Начал старик. Мял, мял в кулаке бороду и выдал:
— Что если отказаться? Поиграли и хватит.
Нам не надо было объяснять, от чего отказаться. Уставились на него, как на подвешенного за ноги, ждем: сам перевернется или помочь? Он продолжал висеть вниз головой.
— Что вы на меня так смотрите? Я вполне серьезно.
По старшинству первым отреагировал Федор:
— Какой-то вы сегодня... занятный.
Старик спокойно проглотил комплимент.
— Возможно. Сказать, почему?
— Да уж, пожалуйста.
— Я встал не с той ноги. Такой ответ устроит?
— Вполне. Сразу стало все понятно.
— Вот и хорошо. Так что не удивляйтесь, если я предложу еще что-нибудь занятное. Например, провести ревизию.
— Вы нас пугаете. Ревизию чего?
— Всего, что имеем. — Долин, похоже, не собирался шутит. — А имеем мы вот что...
Он пересчитал нас придирчивым взглядом, словно хотел убедиться, что нас трое, а не больше и не меньше, и что мы — это мы, без всякой подмены. Проверив нашу наличность, он громко покхехал, прочищая горло. Довел его до нужной кондиции и потом уже продолжил.
То, что он называл ревизией, сводилось к откровенному брюзжанию. Все плохо, все не так. Старик будто задался целью настроить нас на неизбежный провал. Катил бочки на всех и все. Мол, и времени было мало, и слишком долго притирались друг к другу. Зацепил Федора — тот никак не открывался Ольге, уходил в себя, да и сейчас еще зажат. Она тоже хороша — металась, разбрасывалась, не могла взнуздать свое «Я». А уж обо мне говорить нечего — комплексующий параноик, непробиваемый эгоист, кроме собственной персоны знать ничего не хочет. Не обошел Долин и себя: понимал ведь, старый осел, понимал, что с такой командой каши не сваришь, и тем не менее...
— Тем не менее — сварили, — вставила Ольга. — Чего-то мы все-таки добились.

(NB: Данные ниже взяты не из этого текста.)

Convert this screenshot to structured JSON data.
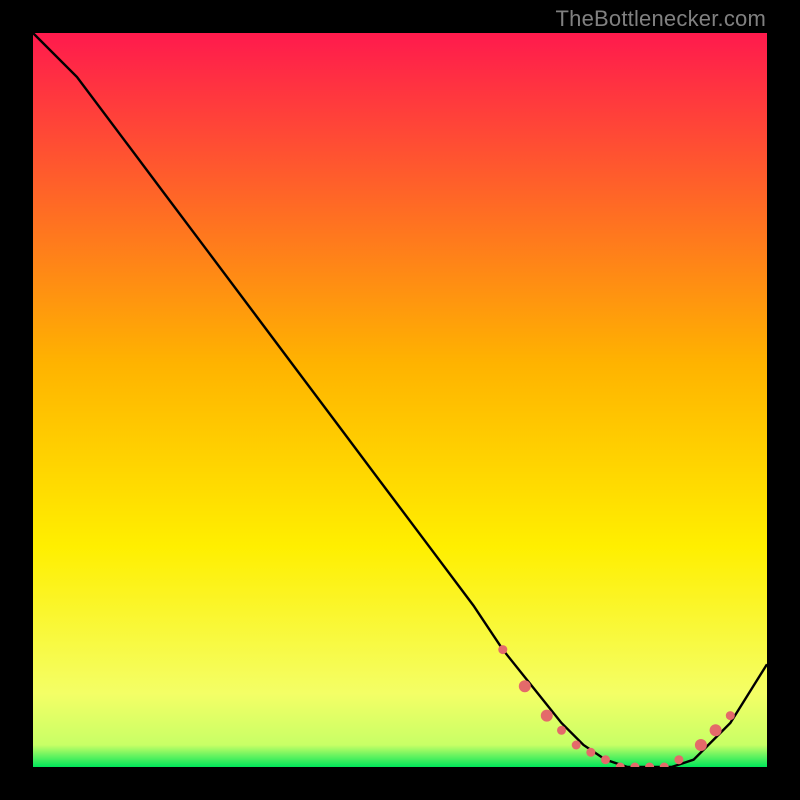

— Именно: чего-то! — оборвал ее папаша. — С такой наработкой только по подвалам сидеть.
Ольга дернула плечом — обиделась. Историю с подвалом она считала своим личным успехом, а тут полное пренебрежение.
Меня тоже заело. С чего бы, думаю, старик так занервничал? Перенапрягся? Или, может, почуял неладное и решил дать отбой? А интуиция у него — зверь!